I have a small piece in the Independent about the fascinating  Edward Lovett, whose collection of lucky charms, collated around 100 years ago, has just gone on display at the Wellcome Collection.

Lovett, who lived in Croydon, was a banker and self-taught folklorist who was interested in those items that everyday Londoners kept about their person in aid of good fortune or to ward off bad luck. He would travel to the East End and docks to purchase samples of these lucky charms, which could be anything from a dead mole in a bag to a copy of the Lord’s Prayer written in careful handwriting in a spiral on a tiny scrap of paper dated 1872.

Many of the owners would claim not be superstitious, but then explain in hushed tones how a certain coin or nut or shoe had saved them from disaster; numerous items were from soldiers who had taken them to the Western Front in the First World War.
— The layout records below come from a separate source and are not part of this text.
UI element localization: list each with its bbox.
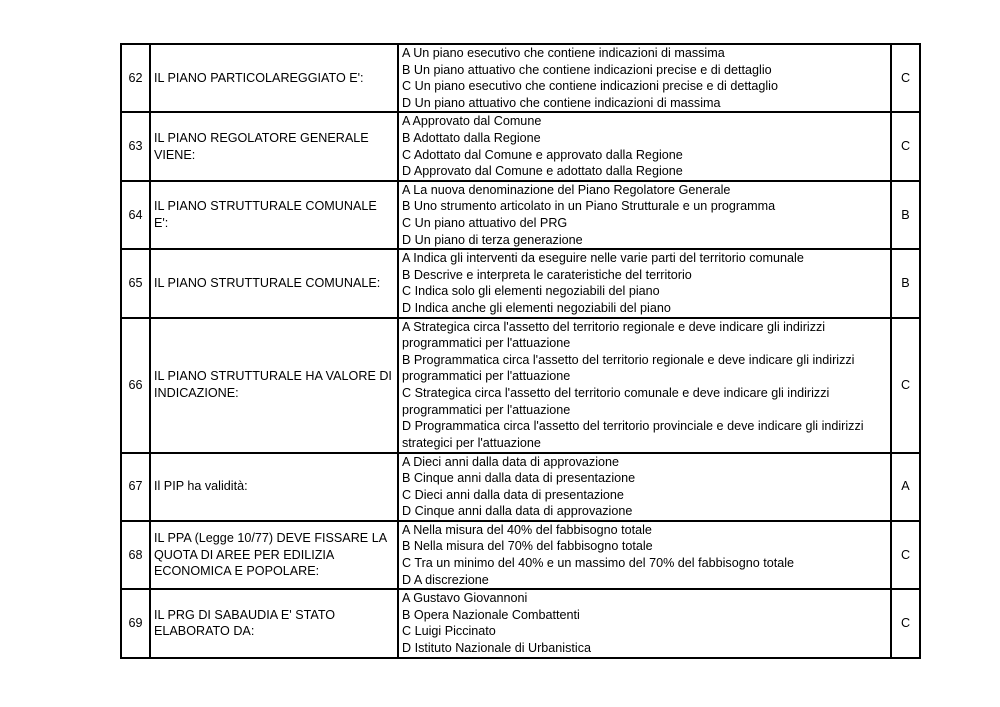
question-number: 63 [121,112,150,180]
question-text: IL PPA (Legge 10/77) DEVE FISSARE LA QUOTA DI AREE PER EDILIZIA ECONOMICA E POPOLARE: [150,521,398,589]
option-b: B Opera Nazionale Combattenti [402,607,580,622]
question-text: IL PIANO STRUTTURALE COMUNALE E': [150,181,398,249]
questions-table [120,43,921,659]
question-row [121,249,920,317]
question-row [121,112,920,180]
question-number: 62 [121,44,150,112]
option-c: C Un piano esecutivo che contiene indicazioni precise e di dettaglio [402,79,778,94]
question-number: 68 [121,521,150,589]
question-row [121,44,920,112]
answer-options [398,44,891,112]
question-row [121,453,920,521]
correct-answer: C [891,589,920,657]
option-d: D Istituto Nazionale di Urbanistica [402,641,591,656]
question-row [121,318,920,453]
option-a: A La nuova denominazione del Piano Regolatore Generale [402,182,731,197]
option-b: B Un piano attuativo che contiene indicazioni precise e di dettaglio [402,62,772,77]
option-a: A Dieci anni dalla data di approvazione [402,454,620,469]
correct-answer: C [891,318,920,453]
option-a: A Approvato dal Comune [402,114,542,129]
question-number: 69 [121,589,150,657]
answer-options [398,589,891,657]
option-d: D Un piano attuativo che contiene indicazioni di massima [402,95,721,110]
option-a: A Indica gli interventi da eseguire nelle varie parti del territorio comunale [402,251,804,266]
answer-options [398,521,891,589]
option-c: C Indica solo gli elementi negoziabili del piano [402,284,660,299]
option-c: C Strategica circa l'assetto del territorio comunale e deve indicare gli indirizzi programmatici per l'attuazione [402,386,830,417]
option-b: B Programmatica circa l'assetto del territorio regionale e deve indicare gli indirizzi programmatici per l'attuazione [402,352,855,384]
question-number: 67 [121,453,150,521]
answer-options [398,453,891,521]
option-d: D Cinque anni dalla data di approvazione [402,504,633,519]
correct-answer: B [891,249,920,317]
option-b: B Adottato dalla Regione [402,130,541,145]
option-b: B Descrive e interpreta le carateristiche del territorio [402,267,692,282]
question-row [121,521,920,589]
question-text: IL PIANO STRUTTURALE HA VALORE DI INDICAZIONE: [150,318,398,453]
option-b: B Cinque anni dalla data di presentazione [402,471,636,486]
answer-options [398,181,891,249]
answer-options [398,249,891,317]
option-d: D Approvato dal Comune e adottato dalla Regione [402,164,683,179]
option-d: D Programmatica circa l'assetto del territorio provinciale e deve indicare gli indirizzi strategici per l'attuazione [402,419,864,450]
option-a: A Un piano esecutivo che contiene indicazioni di massima [402,46,725,60]
option-a: A Gustavo Giovannoni [402,591,528,606]
option-c: C Adottato dal Comune e approvato dalla Regione [402,147,683,162]
correct-answer: C [891,44,920,112]
correct-answer: C [891,521,920,589]
option-b: B Nella misura del 70% del fabbisogno totale [402,539,653,554]
question-number: 64 [121,181,150,249]
option-a: A Strategica circa l'assetto del territorio regionale e deve indicare gli indirizzi programmatici per l'attuazione [402,319,826,351]
question-number: 65 [121,249,150,317]
correct-answer: C [891,112,920,180]
option-d: D Un piano di terza generazione [402,232,583,247]
correct-answer: A [891,453,920,521]
option-b: B Uno strumento articolato in un Piano Strutturale e un programma [402,199,776,214]
option-c: C Tra un minimo del 40% e un massimo del 70% del fabbisogno totale [402,556,795,571]
option-c: C Luigi Piccinato [402,624,496,639]
question-number: 66 [121,318,150,453]
correct-answer: B [891,181,920,249]
option-d: D Indica anche gli elementi negoziabili del piano [402,300,671,315]
option-c: C Dieci anni dalla data di presentazione [402,487,624,502]
option-d: D A discrezione [402,572,489,587]
option-c: C Un piano attuativo del PRG [402,215,568,230]
question-text: Il PIP ha validità: [150,453,398,521]
question-text: IL PIANO STRUTTURALE COMUNALE: [150,249,398,317]
question-row [121,589,920,657]
answer-options [398,112,891,180]
question-text: IL PIANO REGOLATORE GENERALE VIENE: [150,112,398,180]
answer-options [398,318,891,453]
option-a: A Nella misura del 40% del fabbisogno totale [402,522,652,537]
question-text: IL PRG DI SABAUDIA E' STATO ELABORATO DA: [150,589,398,657]
question-row [121,181,920,249]
question-text: IL PIANO PARTICOLAREGGIATO E': [150,44,398,112]
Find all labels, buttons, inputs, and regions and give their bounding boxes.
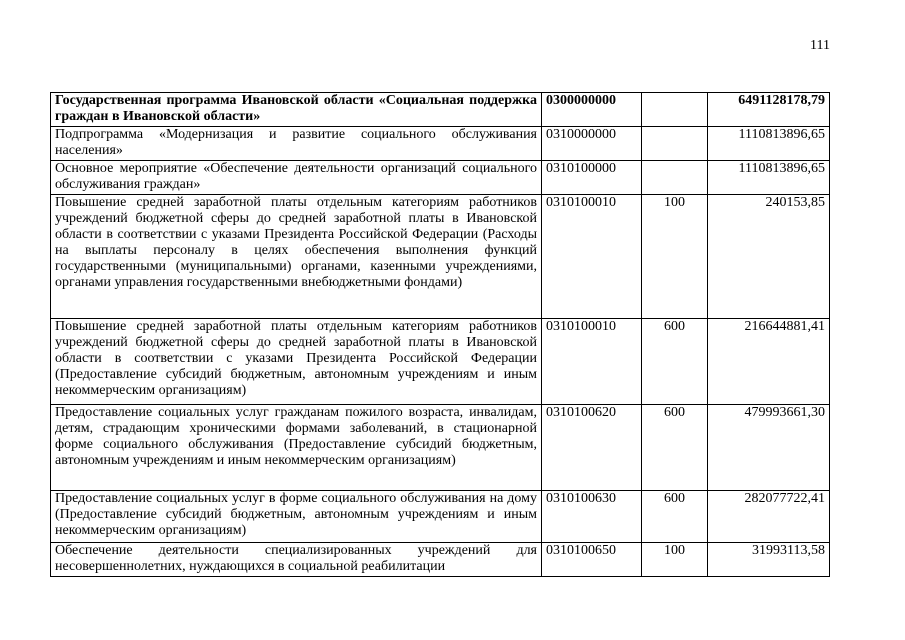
table-row [51, 405, 830, 491]
row-name: Обеспечение деятельности специализированных учреждений для несовершеннолетних, нуждающихся в социальной реабилитации [51, 543, 542, 577]
row-code: 0310100010 [542, 195, 642, 319]
row-amount: 282077722,41 [708, 491, 830, 543]
row-code: 0310100000 [542, 161, 642, 195]
table-row [51, 195, 830, 319]
row-name: Подпрограмма «Модернизация и развитие социального обслуживания населения» [51, 127, 542, 161]
row-code: 0310100010 [542, 319, 642, 405]
row-type: 600 [642, 319, 708, 405]
row-type: 100 [642, 195, 708, 319]
row-code: 0310100620 [542, 405, 642, 491]
row-code: 0310000000 [542, 127, 642, 161]
row-code: 0310100630 [542, 491, 642, 543]
row-amount: 240153,85 [708, 195, 830, 319]
row-name: Повышение средней заработной платы отдельным категориям работников учреждений бюджетной сферы до средней заработной платы в Ивановской области в соответствии с указами Президента Российской Федерации (Расходы на выплаты персоналу в целях обеспечения выполнения функций государственными (муниципальными) органами, казенными учреждениями, органами управления государственными внебюджетными фондами) [51, 195, 542, 319]
row-amount: 1110813896,65 [708, 161, 830, 195]
page-number: 111 [810, 38, 830, 53]
row-name: Предоставление социальных услуг гражданам пожилого возраста, инвалидам, детям, страдающим хроническими формами заболеваний, в стационарной форме социального обслуживания (Предоставление субсидий бюджетным, автономным учреждениям и иным некоммерческим организациям) [51, 405, 542, 491]
row-code: 0300000000 [542, 93, 642, 127]
row-amount: 31993113,58 [708, 543, 830, 577]
row-type: 100 [642, 543, 708, 577]
row-code: 0310100650 [542, 543, 642, 577]
row-name: Государственная программа Ивановской области «Социальная поддержка граждан в Ивановской области» [51, 93, 542, 127]
table-row [51, 319, 830, 405]
row-amount: 216644881,41 [708, 319, 830, 405]
budget-table [50, 92, 830, 577]
row-type [642, 127, 708, 161]
table-row [51, 127, 830, 161]
table-row [51, 543, 830, 577]
table-row [51, 93, 830, 127]
row-name: Основное мероприятие «Обеспечение деятельности организаций социального обслуживания граждан» [51, 161, 542, 195]
row-name: Предоставление социальных услуг в форме социального обслуживания на дому (Предоставление субсидий бюджетным, автономным учреждениям и иным некоммерческим организациям) [51, 491, 542, 543]
row-type [642, 93, 708, 127]
row-type [642, 161, 708, 195]
row-type: 600 [642, 405, 708, 491]
row-amount: 479993661,30 [708, 405, 830, 491]
row-amount: 6491128178,79 [708, 93, 830, 127]
row-amount: 1110813896,65 [708, 127, 830, 161]
table-row [51, 161, 830, 195]
row-type: 600 [642, 491, 708, 543]
table-row [51, 491, 830, 543]
row-name: Повышение средней заработной платы отдельным категориям работников учреждений бюджетной сферы до средней заработной платы в Ивановской области в соответствии с указами Президента Российской Федерации (Предоставление субсидий бюджетным, автономным учреждениям и иным некоммерческим организациям) [51, 319, 542, 405]
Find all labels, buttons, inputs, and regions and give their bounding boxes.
It is an extraordinary and humble collection, but one that grew so vast that Lovett’s wife eventually left him in despair in 1925. At around this time he wrote a marvellous book – Magic In Modern Love – in which he chronicled some of the items from his collection, but in a delightfully haphazard way, rarely bothering to say exactly where he bought them or when or from whom.

Felicity Powell, the artist who is curating the exhibition for the Wellcome, says, ‘He was not the most diligent of reporters. The labelling is often non-existent, which gives the items real mystery. Sometimes you can’t even be sure what they were for so you have this open space in which to speculate.’

Because Lovett was mainly collecting from the docks around east London, the collection gives a real perspective on London as a trading city that used the river to connect with the wider world. ‘There are objects from all over the world,’ says Powell, ‘There’s even an Inuit paddle.  It all came through London and into the hands of dockers and hawkers. We don’t know if these originally belonged to immigrants or natives. We don’t even know if he was collecting authentic objects. Did the people selling them see him coming?’

Lovett died in 1933 and much of his curious collection was absorbed by the Wellcome and the Pitt-Rivers Museum. It is rarely seen by the public. The exhibition at the Wellcome Collection runs until February 26, 2012.